Pour l’heure, en France, les donneurs vivants ne peuvent être que des parents majeurs proches: frères, sœurs, fils,  filles, grands-parents, oncles, tantes, cousins issus de  germains, conjoints ou toute personne apportant la preuve d’une vie commune depuis au moins deux ans avec le malade en attente de greffe.

Outre les considérations médicales (compatibilité immunologique), le simple volontariat ne suffit pas. La loi impose ainsi de suivre un véritable parcours du combattant avec examen de la candidature par un comité d’expert (ou «comité donneur vivant»). Il s’agit ici de vérifier que le donneur a bien compris les enjeux et les risques de l’opération, mais aussi de s’assurer qu’il n’a pas subi de pression psychologique ou financière de l’entourage, qu’il est bien libre de son choix. Le donneur pressenti doit enfin exprimer son consentement devant le président du tribunal de grande instance. Et jusqu’à l’intervention, il est libre de revenir à tout moment sur sa décision.

Les cas belges

Est-il possible d’élargir le spectre des donneurs potentiels? Plusieurs équipes médico-chirurgicales belges le pensent qui ont d’ores et déjà effectué des prélèvements sur des personnes ayant obtenu de bénéficier d’un suicide médicalement assisté; une pratique légalisée dans ce pays.

Cela s'est passé –au minimum à quatre reprises– dans les hôpitaux universitaires d'Anvers et de Liège. Dans les quatre cas, les comités d'éthique se sont déclarés favorables à cette procédure, en dépit de son caractère «éthiquement sensible», le risque étant que la perspective du don d'organes facilite, directement ou, pas le recours à l’euthanasie. Les comités d'éthique des hôpitaux de Liège et d’Anvers ont notamment insisté sur la nécessaire et indispensable étanchéité entre les équipes médicales, celles en charge de la transplantation et celles en charge de l'euthanasie. Ces mêmes  comités ont aussi exigé que les équipes chargées du prélèvement soit informées du contexte, ce qui a conduit certains de leurs membres à se désister.

Le tabou de la volonté

Un tabou est donc brisé. Plus généralement la question est désormais ouvertement soulevée, grâce à la Belgique, de la pratique des prélèvements d’organes chez des personnes incapables de manifester leur volonté en raison de leur état mental mais avec  l'accord de leur représentant légal.
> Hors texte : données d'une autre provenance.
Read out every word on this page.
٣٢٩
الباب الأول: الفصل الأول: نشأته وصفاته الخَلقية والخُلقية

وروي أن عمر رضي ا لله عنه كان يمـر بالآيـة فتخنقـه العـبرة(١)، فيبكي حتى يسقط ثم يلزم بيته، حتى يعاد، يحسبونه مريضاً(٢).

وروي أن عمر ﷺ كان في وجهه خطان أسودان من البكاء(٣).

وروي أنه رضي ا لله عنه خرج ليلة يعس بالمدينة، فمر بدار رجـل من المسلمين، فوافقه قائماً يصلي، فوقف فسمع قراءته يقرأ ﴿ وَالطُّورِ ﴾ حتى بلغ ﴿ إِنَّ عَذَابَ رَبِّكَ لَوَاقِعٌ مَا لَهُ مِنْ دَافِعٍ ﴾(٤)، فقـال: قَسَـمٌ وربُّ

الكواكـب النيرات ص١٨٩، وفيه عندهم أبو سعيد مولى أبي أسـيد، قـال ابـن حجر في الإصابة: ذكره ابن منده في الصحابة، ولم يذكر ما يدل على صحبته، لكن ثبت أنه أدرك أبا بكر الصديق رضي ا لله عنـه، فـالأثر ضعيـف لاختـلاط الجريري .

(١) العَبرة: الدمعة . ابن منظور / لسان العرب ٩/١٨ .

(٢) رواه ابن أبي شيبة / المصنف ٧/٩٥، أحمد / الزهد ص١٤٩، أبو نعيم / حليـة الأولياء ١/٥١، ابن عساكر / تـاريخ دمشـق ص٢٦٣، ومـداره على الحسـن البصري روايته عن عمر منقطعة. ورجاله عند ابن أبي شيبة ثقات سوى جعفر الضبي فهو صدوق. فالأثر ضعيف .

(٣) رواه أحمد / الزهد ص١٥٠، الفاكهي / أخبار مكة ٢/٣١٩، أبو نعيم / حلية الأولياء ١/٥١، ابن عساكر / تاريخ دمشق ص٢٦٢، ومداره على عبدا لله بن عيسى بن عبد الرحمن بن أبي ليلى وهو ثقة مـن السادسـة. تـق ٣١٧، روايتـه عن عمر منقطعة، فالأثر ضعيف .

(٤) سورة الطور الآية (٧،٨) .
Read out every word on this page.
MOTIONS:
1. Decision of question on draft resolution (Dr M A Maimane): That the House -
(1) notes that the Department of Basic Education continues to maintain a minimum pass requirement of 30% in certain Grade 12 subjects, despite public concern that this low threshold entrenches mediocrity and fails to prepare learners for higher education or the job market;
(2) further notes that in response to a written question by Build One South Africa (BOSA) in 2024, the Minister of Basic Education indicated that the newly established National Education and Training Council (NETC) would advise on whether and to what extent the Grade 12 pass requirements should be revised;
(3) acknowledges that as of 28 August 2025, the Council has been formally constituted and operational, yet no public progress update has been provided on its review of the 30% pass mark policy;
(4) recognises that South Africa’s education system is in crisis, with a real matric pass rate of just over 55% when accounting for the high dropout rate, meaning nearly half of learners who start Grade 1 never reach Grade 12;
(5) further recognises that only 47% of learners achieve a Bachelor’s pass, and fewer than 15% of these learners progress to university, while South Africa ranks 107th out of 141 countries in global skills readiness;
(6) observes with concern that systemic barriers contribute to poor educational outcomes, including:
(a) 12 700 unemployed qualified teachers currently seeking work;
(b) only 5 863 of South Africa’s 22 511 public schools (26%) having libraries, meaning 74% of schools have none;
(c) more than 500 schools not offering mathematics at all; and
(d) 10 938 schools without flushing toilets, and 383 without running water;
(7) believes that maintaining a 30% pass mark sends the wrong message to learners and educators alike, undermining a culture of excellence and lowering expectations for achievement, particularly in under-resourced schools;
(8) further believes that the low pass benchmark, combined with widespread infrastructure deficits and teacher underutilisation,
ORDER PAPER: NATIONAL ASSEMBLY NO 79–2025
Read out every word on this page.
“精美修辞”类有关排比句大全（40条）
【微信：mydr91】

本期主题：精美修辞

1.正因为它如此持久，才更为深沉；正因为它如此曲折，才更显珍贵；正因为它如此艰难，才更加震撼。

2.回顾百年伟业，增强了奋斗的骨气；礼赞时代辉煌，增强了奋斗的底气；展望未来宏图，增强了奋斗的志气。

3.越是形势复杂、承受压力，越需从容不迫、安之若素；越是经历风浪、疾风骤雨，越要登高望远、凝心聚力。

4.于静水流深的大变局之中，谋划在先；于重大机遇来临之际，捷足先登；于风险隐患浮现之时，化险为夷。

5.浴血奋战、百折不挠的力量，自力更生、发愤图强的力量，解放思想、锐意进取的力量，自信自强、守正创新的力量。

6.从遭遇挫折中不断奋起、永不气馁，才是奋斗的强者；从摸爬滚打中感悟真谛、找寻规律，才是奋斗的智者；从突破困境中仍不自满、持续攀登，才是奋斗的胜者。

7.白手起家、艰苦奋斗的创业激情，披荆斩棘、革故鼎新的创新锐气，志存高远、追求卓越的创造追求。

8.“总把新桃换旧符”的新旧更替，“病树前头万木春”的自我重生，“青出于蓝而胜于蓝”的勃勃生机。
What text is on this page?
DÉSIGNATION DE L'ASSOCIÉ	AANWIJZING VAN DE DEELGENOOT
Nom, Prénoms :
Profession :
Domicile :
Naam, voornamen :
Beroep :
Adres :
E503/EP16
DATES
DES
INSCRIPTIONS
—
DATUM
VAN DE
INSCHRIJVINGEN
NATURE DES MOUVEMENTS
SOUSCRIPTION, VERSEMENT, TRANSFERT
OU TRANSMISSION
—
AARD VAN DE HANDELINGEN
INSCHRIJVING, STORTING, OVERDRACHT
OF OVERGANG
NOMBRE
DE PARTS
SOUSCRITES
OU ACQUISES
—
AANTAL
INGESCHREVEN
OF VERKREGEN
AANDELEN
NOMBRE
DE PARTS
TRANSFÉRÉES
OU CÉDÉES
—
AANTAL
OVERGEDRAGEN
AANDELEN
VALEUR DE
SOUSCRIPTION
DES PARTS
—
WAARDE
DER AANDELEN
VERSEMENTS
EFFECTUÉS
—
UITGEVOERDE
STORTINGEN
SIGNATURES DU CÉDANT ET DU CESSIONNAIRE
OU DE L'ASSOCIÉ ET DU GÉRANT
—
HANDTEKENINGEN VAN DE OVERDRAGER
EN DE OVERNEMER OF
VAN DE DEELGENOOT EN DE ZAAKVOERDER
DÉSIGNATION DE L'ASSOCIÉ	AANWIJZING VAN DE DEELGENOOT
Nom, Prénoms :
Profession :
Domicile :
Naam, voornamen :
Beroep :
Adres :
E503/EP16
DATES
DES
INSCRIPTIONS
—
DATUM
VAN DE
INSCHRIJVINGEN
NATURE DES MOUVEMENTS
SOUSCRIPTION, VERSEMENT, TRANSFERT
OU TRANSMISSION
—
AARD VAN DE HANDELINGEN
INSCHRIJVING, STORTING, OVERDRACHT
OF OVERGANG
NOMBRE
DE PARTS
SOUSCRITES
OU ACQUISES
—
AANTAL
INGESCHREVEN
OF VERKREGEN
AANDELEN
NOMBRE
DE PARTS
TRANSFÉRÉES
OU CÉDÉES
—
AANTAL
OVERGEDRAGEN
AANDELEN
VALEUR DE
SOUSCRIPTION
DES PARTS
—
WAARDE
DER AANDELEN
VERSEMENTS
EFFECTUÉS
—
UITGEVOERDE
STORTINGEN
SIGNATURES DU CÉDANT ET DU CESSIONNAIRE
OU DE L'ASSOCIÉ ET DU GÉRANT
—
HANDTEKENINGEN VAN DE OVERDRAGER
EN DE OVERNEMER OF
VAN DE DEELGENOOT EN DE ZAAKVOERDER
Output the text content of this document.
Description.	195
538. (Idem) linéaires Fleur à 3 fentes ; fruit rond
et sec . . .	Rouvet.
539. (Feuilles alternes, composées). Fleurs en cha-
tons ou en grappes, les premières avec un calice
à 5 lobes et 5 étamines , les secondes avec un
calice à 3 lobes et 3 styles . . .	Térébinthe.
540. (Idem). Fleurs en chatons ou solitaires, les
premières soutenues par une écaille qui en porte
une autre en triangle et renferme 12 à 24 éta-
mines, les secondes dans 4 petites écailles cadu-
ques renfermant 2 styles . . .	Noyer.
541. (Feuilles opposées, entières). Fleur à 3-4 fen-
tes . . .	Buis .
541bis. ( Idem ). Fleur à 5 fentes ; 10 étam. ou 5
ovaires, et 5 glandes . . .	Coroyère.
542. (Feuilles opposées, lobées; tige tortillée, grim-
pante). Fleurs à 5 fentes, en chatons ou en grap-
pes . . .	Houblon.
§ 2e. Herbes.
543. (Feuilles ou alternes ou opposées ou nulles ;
Les médecins et éthiciens favorables à de telles pratiques soulignent que la douloureuse problématique de ces «donations extrêmes» ne se poserait pas s’il n’y avait pas pénurie d’organes à transplanter. Pour l’heure, les «premières» belges n’ont pas suscité d’émotions particulières au sein de la communauté médicale internationale.

Est-ce dire que de telles pratiques vont bientôt se développer dans les quelques pays européens qui ont récemment dépénalisé le recours au suicide médicalement assisté? Rien n’interdit de le penser. On pourra toujours aisément et pragmatiquement soutenir qu’il ne s’agit ici, sur le fond, que d’organiser collectivement le prolongement de vies humaines à partir de demandes formulées par des personnes réclamant –et obtenant– qu’on leur donne la mort. A qui revient-il, ici, de trancher?